The Middle East has an enormous competitive advantage in petrochemicals, and perhaps also in refining. Moreover, remembering my talk in Copenhagen, I have some difficulty understanding why half of the new capacity that is planned for the coming decade, is not already on line. According to the Financial Times (September 21, 2005), one of the problems facing Saudi Arabia is that it is not a member of the World Trade Organisation, which means that it is “fair game for protectionist measures”. Personally, I have a difficult time imagining any government initiating protectionist measures against the global oil superpower, particularly since that superpower is ostensibly “looking at scenarios to bolster production to even 15 Mb/d” (Business Week, October 10, 2005). Preparing various lectures has interfered with my study of game theory, but what they are probably looking at are scenarios that would help them to convince the rest of the world that they can or will produce 15 Mb/d, and in addition produce this amount over a long period. The first ‘might’ happen, but the last is completely out of the question, and should be recognized as such.

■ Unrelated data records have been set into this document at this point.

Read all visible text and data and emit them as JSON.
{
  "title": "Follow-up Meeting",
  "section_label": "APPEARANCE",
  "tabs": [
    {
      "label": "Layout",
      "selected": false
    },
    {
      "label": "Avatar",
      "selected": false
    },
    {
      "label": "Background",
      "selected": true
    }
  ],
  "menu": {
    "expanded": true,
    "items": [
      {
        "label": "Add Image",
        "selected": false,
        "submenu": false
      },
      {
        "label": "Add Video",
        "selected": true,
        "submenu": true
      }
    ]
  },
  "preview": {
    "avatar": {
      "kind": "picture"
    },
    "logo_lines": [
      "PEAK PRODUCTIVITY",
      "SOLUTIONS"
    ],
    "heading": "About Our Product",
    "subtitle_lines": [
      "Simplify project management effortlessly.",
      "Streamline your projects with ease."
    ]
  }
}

I can add that if a country like South Korea could build a viable petrochemical export industry although it lacks domestic petrochemical feedstocks, or inexpensive energy for running these facilities, then a country like Saudi Arabia has an indisputable edge over any and all competitors.

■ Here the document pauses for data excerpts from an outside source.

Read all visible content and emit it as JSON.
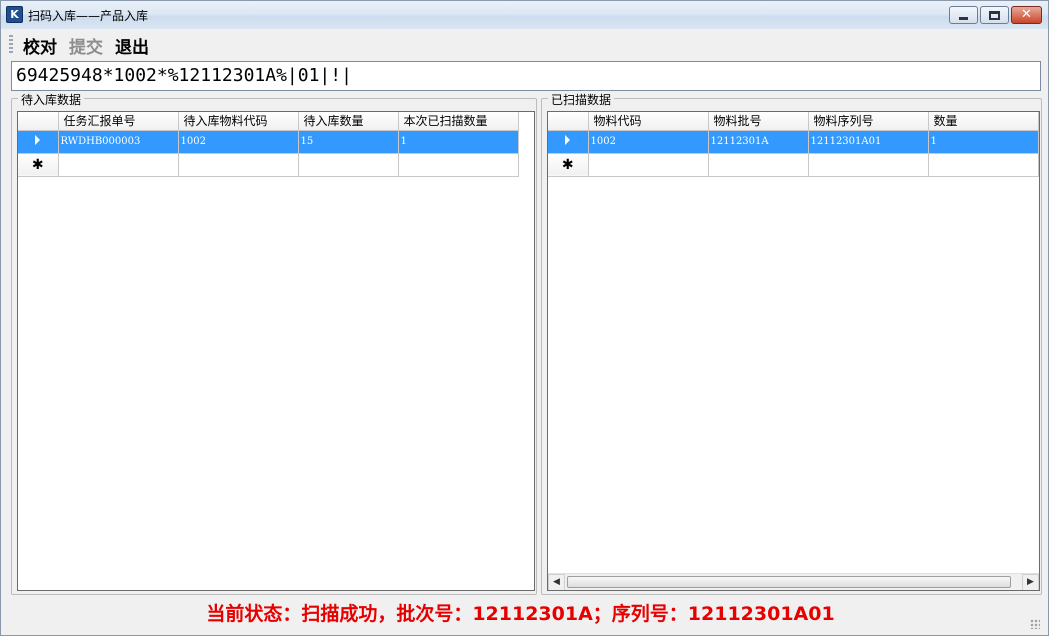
{
  "window": {
    "title": "扫码入库——产品入库",
    "icon_label": "K",
    "controls": [
      "minimize-icon",
      "maximize-icon",
      "close-icon"
    ]
  },
  "toolbar": {
    "check_label": "校对",
    "submit_label": "提交",
    "exit_label": "退出"
  },
  "scan": {
    "value": "69425948*1002*%12112301A%|01|!|"
  },
  "pending": {
    "group_label": "待入库数据",
    "columns": [
      "任务汇报单号",
      "待入库物料代码",
      "待入库数量",
      "本次已扫描数量"
    ],
    "rows": [
      [
        "RWDHB000003",
        "1002",
        "15",
        "1"
      ]
    ]
  },
  "scanned": {
    "group_label": "已扫描数据",
    "columns": [
      "物料代码",
      "物料批号",
      "物料序列号",
      "数量"
    ],
    "rows": [
      [
        "1002",
        "12112301A",
        "12112301A01",
        "1"
      ]
    ]
  },
  "status": {
    "text": "当前状态：扫描成功，批次号：12112301A；序列号：12112301A01",
    "color": "#e60000"
  },
  "colors": {
    "selection": "#3399ff",
    "titlebar": "#dde8f4"
  }
}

Before concluding this part of the discussion, I would like to cite the opinion of the Houston investment banker, Matthew R. Simmons, who has attracted a great deal of attention with his book ‘Twilight in the Desert’ , in which he says that Saudi production may be peaking. Peaking in this case probably means that while it will not increase, it may not decline by a palpable amount in the near future. Simmons undoubtedly is a strong believer in this prospect, because he had bet a New York journalist and the widow of economics professor Julian Simon $5000 that the price of oil is on its way to $200/b. I predict that Mr Simmons is certain to lose that bet, because assuming that the oil price continues to rise at the rate experienced over the past 3 years, then long before it reaches $200/b we will have to deal with a new world depression – observe, depression and not recession – and perhaps the run-up to the Third World War, or even the real thing.




One of the reasons that I enjoy citing the US document mentioned in the first paragraph of this paper, is that one of the gentlemen on the Senate Committee on Foreign Relations who, presumably, joined in the ordering of that report, was a teacher of mine at Illinois Institute of Technology (in Chicago) in my freshman year. More important, Professor S.I. Hayakawa was one of the few teachers who did not give me a failing grade for his course – although since I was expelled from that university for poor scholarship soon after, he did not have the opportunity to repeat that charity.

Unfortunately I do not know why this brilliant man decided to leave academia and enter politics, but when I returned to IIT after a wonderful vacation in the United States Army, he had departed for what he apparently thought was a bluer horizon – one that was, in those days, visible from California. One thing however seems likely: if he had read that document, he would have understood its significance, because although he was a teacher of English, and not engineering, he was capable of realizing that the Saudis would figure out, or already knew, that there was no political or economic reason to produce the 20 Mb/d that certain people thought were reasonable, nor for that matter the 15 Mb/d that we hear so much about at the present time.

As I found out the other day in a seminar here at Uppsala University that treated the market for electricity, even professors of economics at Cambridge University can display an almost ludicrous inability to comprehend how real markets work – as compared to those fictitious contrivances in their mostly unread publications. Amazingly enough, this sometimes applies to persons writing about finance, and perhaps even working in that very competitive field.

Of course, a large part of the gross lack of comprehension in matters dealing with oil and electricity (deregulation) has to do with the healthy financial rewards that are available for NOT understanding, or at least pretending not to do so. It is now widely claimed that things like ‘hedge funds’ are responsible for the great volatility of oil prices, but in truth the key issue is still supply and demand, along with the fact that the presence of large inventories means that we might be dealing with an analogy of what electrical engineers call a first-order servomechanism. “might be”, because the order could be higher.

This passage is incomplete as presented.